Analysts Warn to Temper Short-Term Expectations

 35% of Consumers Have Never Heard of the Metaverse- Report- CIO&Leader

More than one-third of consumers (35%) have never heard of the metaverse, stats according to Gartner.

The survey finds that 58% of respondents have either heard of the metaverse but do not know what it means, or think they understand the metaverse but would struggle to explain it to someone else. Only 6% of people identify as being comfortable enough in their understanding of the metaverse to explain it to others.

“This is a helpful signal to temper short-term expectations of the metaverse, and its potential impact on consumer’s daily life,” said Kyle Rees, senior director analyst in the Gartner Marketing practice. “It will be exciting to see how meta-aware companies begin to make sense of next-generation technologies to bring new products, services, and experiences to the world around us. 

Technologies that are intertwined with the metaverse, such as projects on the blockchain or digital currencies, need to be highlighted as disruptive to the status quo thinking.

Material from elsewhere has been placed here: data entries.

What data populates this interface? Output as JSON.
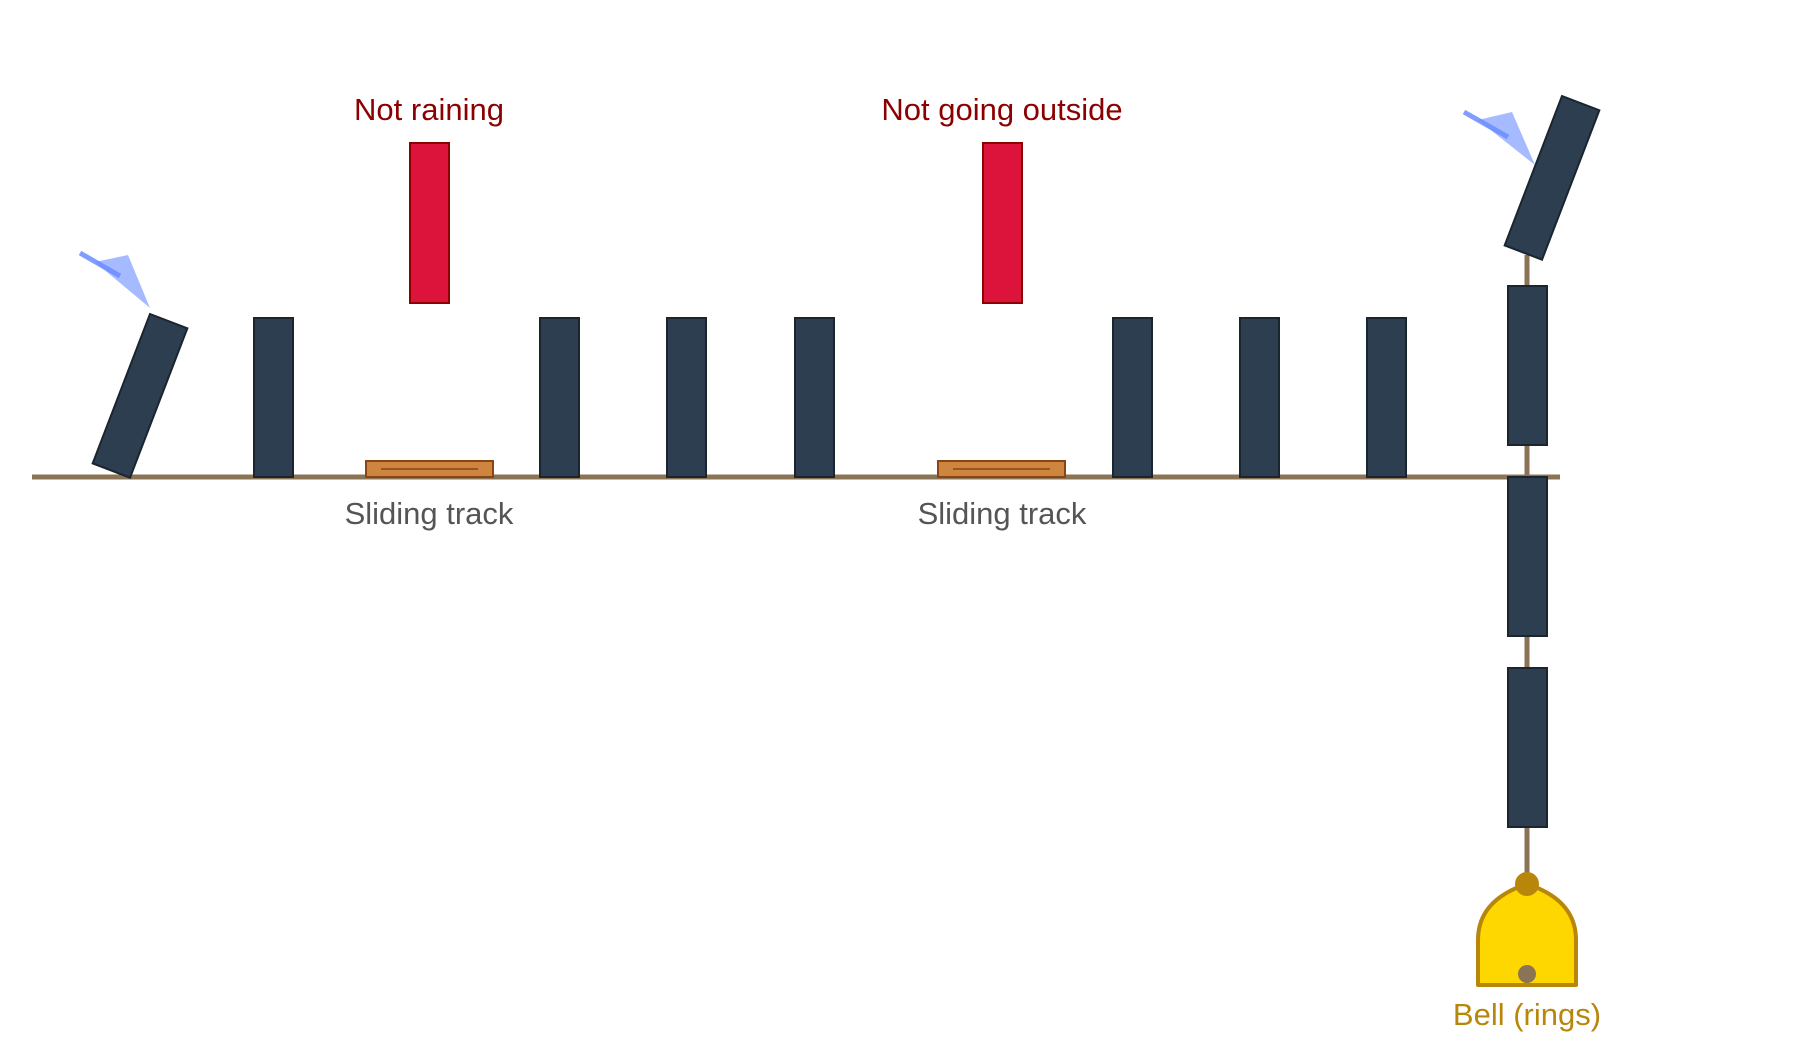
{
  "diagram": {
    "labels": {
      "blocker_1": "Not raining",
      "blocker_2": "Not going outside",
      "track_1": "Sliding track",
      "track_2": "Sliding track",
      "bell": "Bell (rings)"
    },
    "colors": {
      "domino": "#2c3e50",
      "blocker": "#dc143c",
      "blocker_label": "#8b0000",
      "track": "#cd853f",
      "ground_line": "#8b7355",
      "bell": "#ffd700",
      "bell_outline": "#b8860b",
      "push_arrow": "#6a8cff"
    }
  }
}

Even properly communicating business use cases around metaverse-adjacent concepts, such as AI and augmented reality, will go a long way in demystifying what is still largely an unknown technology to the everyday consumer.

Of those who at least know about the metaverse, 60% have no opinion on it, and only 18% are excited about it. Meanwhile, 21% say they’re concerned about the impacts the metaverse might have. 

“Companies with interests in the metaverse have a lot of work to change consumer’s attitudes,” continued Rees. Contemplating the metaverse is a luxury that most people currently don’t have time for. Getting people on board to see past the individual pieces of AI or head-mounted displays is paramount to them truly embracing the multiple technologies that make up a complete metaverse. 

There are complex, innovative new opportunities and business models that the average consumer needs to be able to grasp easily, or companies risk losing their interest.